# How do you factor 9xy^2 - 25?

Jun 3, 2015

If you look at 9 and 25, they are both perfect squares. So I suppose if you wanted to factor this, you can call this equation a "difference of two squares". Let's take this for example:

$\left({x}^{\text{*"A)-2)(x^("*} B} + 2\right) = \left(x - 2\right) \left(x + 2\right)$ $= {x}^{2} \cancel{+ 2 x - 2 x} - 4 = {x}^{2} - 4$

where ${x}^{\text{*A}}$ and ${x}^{\text{*B}}$ are just labels to distinguish the first $x$ from the second $x$.

Notice that ${x}^{\text{*"A)x^("*B}} = {x}^{2}$ and $- 2 \cdot 2 = - \left(2 \cdot 2\right) = - \left(4\right)$. Similarly, we can work backwards.

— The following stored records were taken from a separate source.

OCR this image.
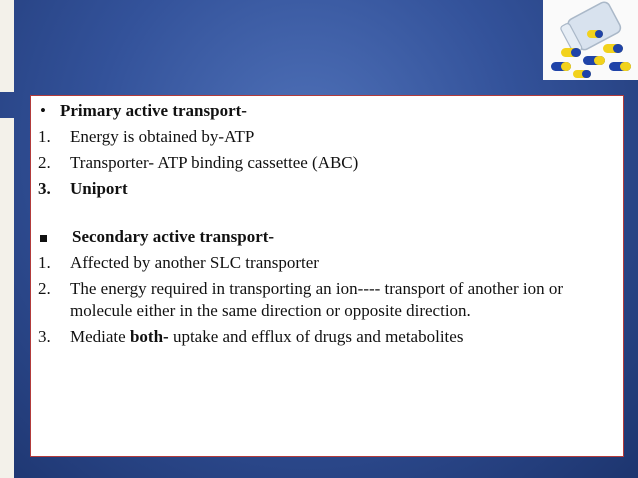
• Primary active transport-
1.	Energy is obtained by-ATP
2.	Transporter- ATP binding cassettee (ABC)
3.	Uniport
Secondary active transport-
1.	Affected by another SLC transporter
2.	The energy required in transporting an ion---- transport of another ion or molecule either in the same direction or opposite direction.
3.	Mediate both- uptake and efflux of drugs and metabolites
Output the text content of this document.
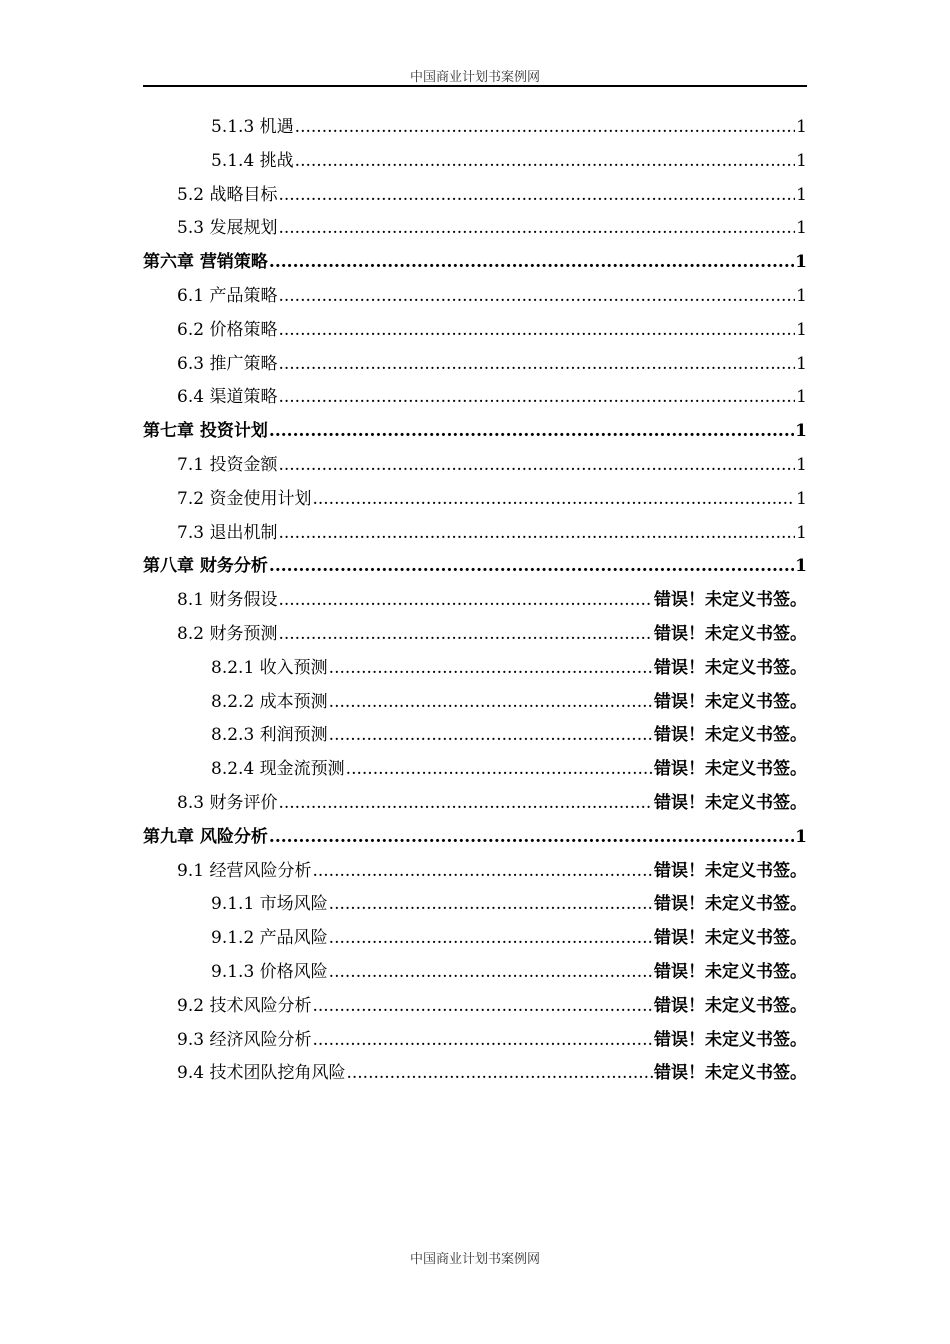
中国商业计划书案例网
5.1.3 机遇 .....	1
5.1.4 挑战 .....	1
5.2 战略目标 .....	1
5.3 发展规划 .....	1
第六章 营销策略 .....	1
6.1 产品策略 .....	1
6.2 价格策略 .....	1
6.3 推广策略 .....	1
6.4 渠道策略 .....	1
第七章 投资计划 .....	1
7.1 投资金额 .....	1
7.2 资金使用计划 .....	1
7.3 退出机制 .....	1
第八章 财务分析 .....	1
8.1 财务假设 .....	错误！未定义书签。
8.2 财务预测 .....	错误！未定义书签。
8.2.1 收入预测 .....	错误！未定义书签。
8.2.2 成本预测 .....	错误！未定义书签。
8.2.3 利润预测 .....	错误！未定义书签。
8.2.4 现金流预测 .....	错误！未定义书签。
8.3 财务评价 .....	错误！未定义书签。
第九章 风险分析 .....	1
9.1 经营风险分析 .....	错误！未定义书签。
9.1.1 市场风险 .....	错误！未定义书签。
9.1.2 产品风险 .....	错误！未定义书签。
9.1.3 价格风险 .....	错误！未定义书签。
9.2 技术风险分析 .....	错误！未定义书签。
9.3 经济风险分析 .....	错误！未定义书签。
9.4 技术团队挖角风险 .....	错误！未定义书签。
中国商业计划书案例网
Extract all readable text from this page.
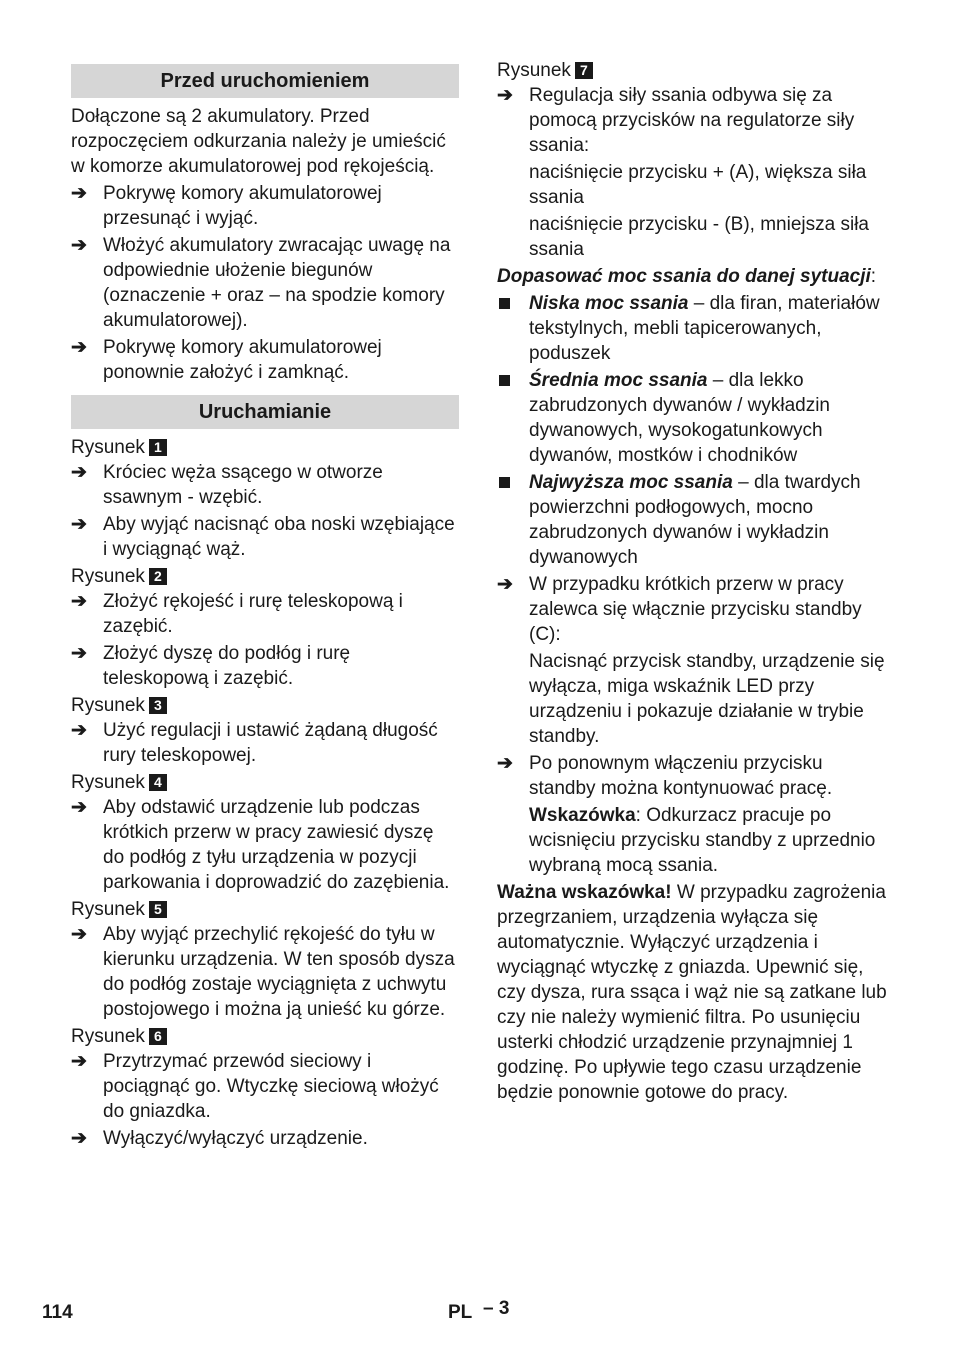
Przed uruchomieniem

Dołączone są 2 akumulatory. Przed rozpoczęciem odkurzania należy je umieścić w komorze akumulatorowej pod rękojeścią.

➔ Pokrywę komory akumulatorowej przesunąć i wyjąć.
➔ Włożyć akumulatory zwracając uwagę na odpowiednie ułożenie biegunów (oznaczenie + oraz – na spodzie komory akumulatorowej).
➔ Pokrywę komory akumulatorowej ponownie założyć i zamknąć.
Uruchamianie

Rysunek 1

➔ Króciec węża ssącego w otworze ssawnym - wzębić.
➔ Aby wyjąć nacisnąć oba noski wzębiające i wyciągnąć wąż.

Rysunek 2

➔ Złożyć rękojeść i rurę teleskopową i zazębić.
➔ Złożyć dyszę do podłóg i rurę teleskopową i zazębić.

Rysunek 3

➔ Użyć regulacji i ustawić żądaną długość rury teleskopowej.

Rysunek 4

➔ Aby odstawić urządzenie lub podczas krótkich przerw w pracy zawiesić dyszę do podłóg z tyłu urządzenia w pozycji parkowania i doprowadzić do zazębienia.

Rysunek 5

➔ Aby wyjąć przechylić rękojeść do tyłu w kierunku urządzenia. W ten sposób dysza do podłóg zostaje wyciągnięta z uchwytu postojowego i można ją unieść ku górze.

Rysunek 6

➔ Przytrzymać przewód sieciowy i pociągnąć go. Wtyczkę sieciową włożyć do gniazdka.
➔ Wyłączyć/wyłączyć urządzenie.

Rysunek 7

➔ Regulacja siły ssania odbywa się za pomocą przycisków na regulatorze siły ssania:

naciśnięcie przycisku + (A), większa siła ssania

naciśnięcie przycisku - (B), mniejsza siła ssania

Dopasować moc ssania do danej sytuacji:

Niska moc ssania – dla firan, materiałów tekstylnych, mebli tapicerowanych, poduszek
Średnia moc ssania – dla lekko zabrudzonych dywanów / wykładzin dywanowych, wysokogatunkowych dywanów, mostków i chodników
Najwyższa moc ssania – dla twardych powierzchni podłogowych, mocno zabrudzonych dywanów i wykładzin dywanowych
➔ W przypadku krótkich przerw w pracy zalewca się włącznie przycisku standby (C):

Nacisnąć przycisk standby, urządzenie się wyłącza, miga wskaźnik LED przy urządzeniu i pokazuje działanie w trybie standby.

➔ Po ponownym włączeniu przycisku standby można kontynuować pracę.

Wskazówka: Odkurzacz pracuje po wcisnięciu przycisku standby z uprzednio wybraną mocą ssania.

Ważna wskazówka! W przypadku zagrożenia przegrzaniem, urządzenia wyłącza się automatycznie. Wyłączyć urządzenia i wyciągnąć wtyczkę z gniazda. Upewnić się, czy dysza, rura ssąca i wąż nie są zatkane lub czy nie należy wymienić filtra. Po usunięciu usterki chłodzić urządzenie przynajmniej 1 godzinę. Po upływie tego czasu urządzenie będzie ponownie gotowe do pracy.

114	PL – 3
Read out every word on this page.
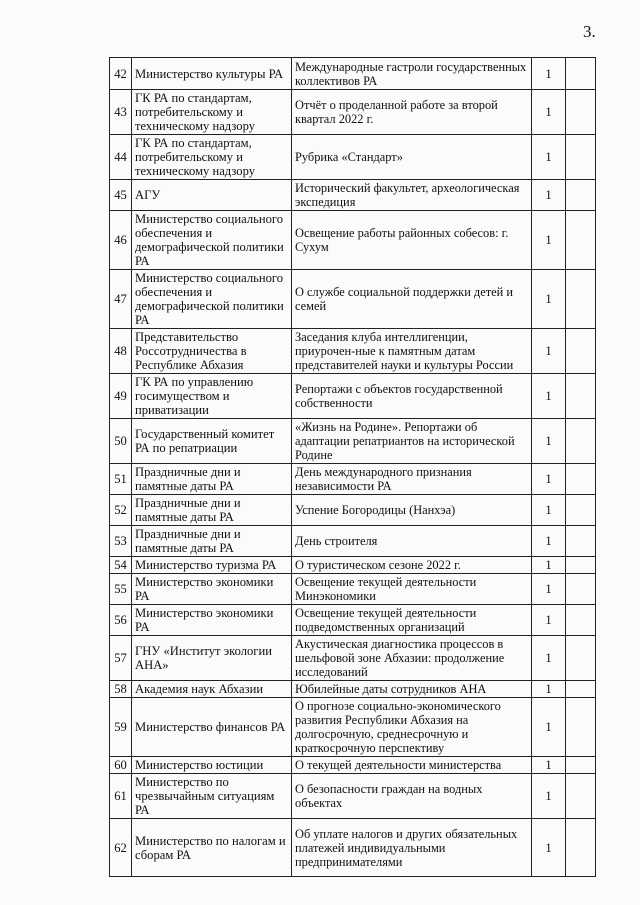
3.
42	Министерство культуры РА	Международные гастроли государственных коллективов РА	1	
43	ГК РА по стандартам, потребительскому и техническому надзору	Отчёт о проделанной работе за второй квартал 2022 г.	1	
44	ГК РА по стандартам, потребительскому и техническому надзору	Рубрика «Стандарт»	1	
45	АГУ	Исторический факультет, археологическая экспедиция	1	
46	Министерство социального обеспечения и демографической политики РА	Освещение работы районных собесов: г. Сухум	1	
47	Министерство социального обеспечения и демографической политики РА	О службе социальной поддержки детей и семей	1	
48	Представительство Россотрудничества в Республике Абхазия	Заседания клуба интеллигенции, приурочен-ные к памятным датам представителей науки и культуры России	1	
49	ГК РА по управлению госимуществом и приватизации	Репортажи с объектов государственной собственности	1	
50	Государственный комитет РА по репатриации	«Жизнь на Родине». Репортажи об адаптации репатриантов на исторической Родине	1	
51	Праздничные дни и памятные даты РА	День международного признания независимости РА	1	
52	Праздничные дни и памятные даты РА	Успение Богородицы (Нанхэа)	1	
53	Праздничные дни и памятные даты РА	День строителя	1	
54	Министерство туризма РА	О туристическом сезоне 2022 г.	1	
55	Министерство экономики РА	Освещение текущей деятельности Минэкономики	1	
56	Министерство экономики РА	Освещение текущей деятельности подведомственных организаций	1	
57	ГНУ «Институт экологии АНА»	Акустическая диагностика процессов в шельфовой зоне Абхазии: продолжение исследований	1	
58	Академия наук Абхазии	Юбилейные даты сотрудников АНА	1	
59	Министерство финансов РА	О прогнозе социально-экономического развития Республики Абхазия на долгосрочную, среднесрочную и краткосрочную перспективу	1	
60	Министерство юстиции	О текущей деятельности министерства	1	
61	Министерство по чрезвычайным ситуациям РА	О безопасности граждан на водных объектах	1	
62	Министерство по налогам и сборам РА	Об уплате налогов и других обязательных платежей индивидуальными предпринимателями	1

First, we can take the square root of $9 x {y}^{2}$ to get $3 {x}^{\frac{1}{2}} y$. Then, we can take the positive square root of $| 25 |$ to get $5$. Afterwards we can just follow the example above to get:

$\left(3 {x}^{\frac{1}{2}} y - 5\right) \left(3 {x}^{\frac{1}{2}} y + 5\right)$

or

$\left(3 \sqrt{x} y - 5\right) \left(3 \sqrt{x} y + 5\right)$

Normally though, it's unusual to put square roots in factored answers.